Дверь распахнулась, ввалился Касаткин и, зажимая ладонью рот, фыркая, грудью лег на стол.
— Что такое? — спросила Юлинька.
— Белокофтин… ох! Белокофтин вылез на сцену в валенках. Ох! — слезы текли по гриму. — Граф! В бархатном итальянском костюме, в кружевах, и вдруг… подшитые, огромные валенки! А по ним шпага стукает! — Касаткин опять повалился на стол.
— Да что он, с ума сошел? — закатывалась и Юлинька; глаза ее сверкали ярче обычного. — Забыл, что ли, снять?!
Караванов не рассердился, что его прервали. Сегодня он был великодушен и мог со всеми поделиться счастьем.
Погас свет. Актеры на сцене замолкли. Затрещал, заскрипел занавес, точно по кочкам проехала несмазанная телега. Плитка медленно остывала, темнела раскаленная спираль.
— Люблю театр за то, что в нем каждый день что-нибудь да случается! — воскликнул Касаткин.
— Поэма, а не спектакль! — входя, продекламировала Полыхалова. — Совсем, как во МХАТе!
Долго сидели в темноте. Наконец сердитый, сонный заведующий клубом принес керосиновые лампы. Закончили спектакль при них.
И снова все повторилось. Мерцание снежной дали, черные ели на лунном снегу, грохочущий автобус, проклятья Полыхаловой, охи замерзающих, Юлинькины ноги на коленях, и бесконечное, все нарастающее счастье в душе.
И Юлинька слышала его счастье и сама была переполнена чем-то весенним, от чего щемило сердце. Она ясно видела, что кончается ее старая жизнь и вот-вот начнется новая. И уже не избежать ее потому, что если не будет этого голоса, этого каравановского лица, этих рук, от которых чувствуешь себя спокойно и уверенно, мир опустеет.
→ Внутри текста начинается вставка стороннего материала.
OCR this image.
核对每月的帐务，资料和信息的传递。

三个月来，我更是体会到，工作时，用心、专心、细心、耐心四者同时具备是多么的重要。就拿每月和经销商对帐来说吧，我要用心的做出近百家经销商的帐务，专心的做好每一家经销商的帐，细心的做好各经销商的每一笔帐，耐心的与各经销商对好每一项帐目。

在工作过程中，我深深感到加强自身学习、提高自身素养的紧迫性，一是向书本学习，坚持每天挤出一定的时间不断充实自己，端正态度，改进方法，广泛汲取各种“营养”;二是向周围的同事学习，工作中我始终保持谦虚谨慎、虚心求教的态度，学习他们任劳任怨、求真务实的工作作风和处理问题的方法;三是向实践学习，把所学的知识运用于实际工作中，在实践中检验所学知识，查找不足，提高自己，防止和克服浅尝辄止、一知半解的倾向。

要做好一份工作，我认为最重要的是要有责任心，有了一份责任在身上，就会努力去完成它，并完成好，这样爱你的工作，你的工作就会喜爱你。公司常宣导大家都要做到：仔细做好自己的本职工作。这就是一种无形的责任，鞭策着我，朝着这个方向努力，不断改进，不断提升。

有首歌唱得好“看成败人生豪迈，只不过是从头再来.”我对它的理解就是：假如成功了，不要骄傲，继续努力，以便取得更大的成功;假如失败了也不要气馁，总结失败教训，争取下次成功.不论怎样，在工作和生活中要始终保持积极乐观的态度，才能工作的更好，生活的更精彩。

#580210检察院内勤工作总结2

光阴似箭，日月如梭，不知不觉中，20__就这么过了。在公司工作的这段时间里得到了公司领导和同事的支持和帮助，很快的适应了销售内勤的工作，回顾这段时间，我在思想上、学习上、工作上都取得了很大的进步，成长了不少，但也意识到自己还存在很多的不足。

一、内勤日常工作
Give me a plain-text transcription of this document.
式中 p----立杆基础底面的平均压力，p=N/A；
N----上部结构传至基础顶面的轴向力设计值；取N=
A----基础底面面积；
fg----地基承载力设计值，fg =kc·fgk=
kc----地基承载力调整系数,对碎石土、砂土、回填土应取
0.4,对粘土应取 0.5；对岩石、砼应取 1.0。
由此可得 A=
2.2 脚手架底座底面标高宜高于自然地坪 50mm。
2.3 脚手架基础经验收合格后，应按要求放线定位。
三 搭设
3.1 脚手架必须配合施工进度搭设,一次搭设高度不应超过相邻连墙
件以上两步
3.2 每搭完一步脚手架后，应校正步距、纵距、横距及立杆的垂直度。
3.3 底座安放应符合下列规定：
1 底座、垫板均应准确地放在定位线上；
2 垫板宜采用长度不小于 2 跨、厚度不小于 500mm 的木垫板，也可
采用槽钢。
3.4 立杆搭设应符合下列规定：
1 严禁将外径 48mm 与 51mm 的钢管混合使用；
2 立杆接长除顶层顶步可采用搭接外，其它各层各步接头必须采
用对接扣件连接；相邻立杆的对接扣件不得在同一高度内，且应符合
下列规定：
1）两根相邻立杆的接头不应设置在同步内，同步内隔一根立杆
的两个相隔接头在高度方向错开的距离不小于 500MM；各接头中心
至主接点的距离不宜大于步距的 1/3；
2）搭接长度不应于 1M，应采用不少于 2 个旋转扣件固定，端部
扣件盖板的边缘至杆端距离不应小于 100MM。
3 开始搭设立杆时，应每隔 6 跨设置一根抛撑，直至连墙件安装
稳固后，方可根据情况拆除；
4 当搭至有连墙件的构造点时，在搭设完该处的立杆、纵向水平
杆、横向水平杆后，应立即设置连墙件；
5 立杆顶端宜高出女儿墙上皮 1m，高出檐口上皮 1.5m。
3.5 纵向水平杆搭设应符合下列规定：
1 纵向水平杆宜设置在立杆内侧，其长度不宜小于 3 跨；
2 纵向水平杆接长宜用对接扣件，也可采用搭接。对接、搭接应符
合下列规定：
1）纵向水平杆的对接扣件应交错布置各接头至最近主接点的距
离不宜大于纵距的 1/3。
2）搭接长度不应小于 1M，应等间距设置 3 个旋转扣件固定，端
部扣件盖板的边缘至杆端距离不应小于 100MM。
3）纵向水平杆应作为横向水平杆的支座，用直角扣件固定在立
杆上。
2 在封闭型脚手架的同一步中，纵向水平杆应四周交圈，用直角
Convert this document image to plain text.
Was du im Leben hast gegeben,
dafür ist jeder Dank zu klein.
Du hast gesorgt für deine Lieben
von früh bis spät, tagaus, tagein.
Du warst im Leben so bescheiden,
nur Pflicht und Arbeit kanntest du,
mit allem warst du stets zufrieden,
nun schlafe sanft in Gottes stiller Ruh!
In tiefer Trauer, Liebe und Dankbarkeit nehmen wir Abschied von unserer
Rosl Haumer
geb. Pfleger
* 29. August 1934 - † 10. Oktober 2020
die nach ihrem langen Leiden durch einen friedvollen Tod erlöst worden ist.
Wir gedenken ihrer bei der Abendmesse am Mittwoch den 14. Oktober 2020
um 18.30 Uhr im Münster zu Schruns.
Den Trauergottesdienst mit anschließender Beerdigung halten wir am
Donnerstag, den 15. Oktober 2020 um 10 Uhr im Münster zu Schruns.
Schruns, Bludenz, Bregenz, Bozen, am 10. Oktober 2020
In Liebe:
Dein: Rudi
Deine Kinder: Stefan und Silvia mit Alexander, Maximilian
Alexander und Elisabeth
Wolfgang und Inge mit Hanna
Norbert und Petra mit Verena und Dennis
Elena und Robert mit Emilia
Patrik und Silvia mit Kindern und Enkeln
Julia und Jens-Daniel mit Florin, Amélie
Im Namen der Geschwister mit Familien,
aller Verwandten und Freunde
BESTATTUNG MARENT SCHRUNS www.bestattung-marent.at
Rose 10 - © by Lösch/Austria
«Что так влечет к тебе, друг мой? Ах, какой глупый вопрос! Кто скажет: когда и отчего рождается любовь? Почему теперь так далек для меня ты, Алеша? Ах, какой глупый вопрос! Кто скажет: когда и почему умирает любовь?»
А снежная, лунная даль радостно мерцала, подмигивала вспышками, звала…
Перебитые руки
Караванову теперь казалось преступлением молчать с том, как репетирует Чайка. Он дружил с Воеводой и все же, как-то встретив его в коридоре, откровенно высказал ему свое мнение.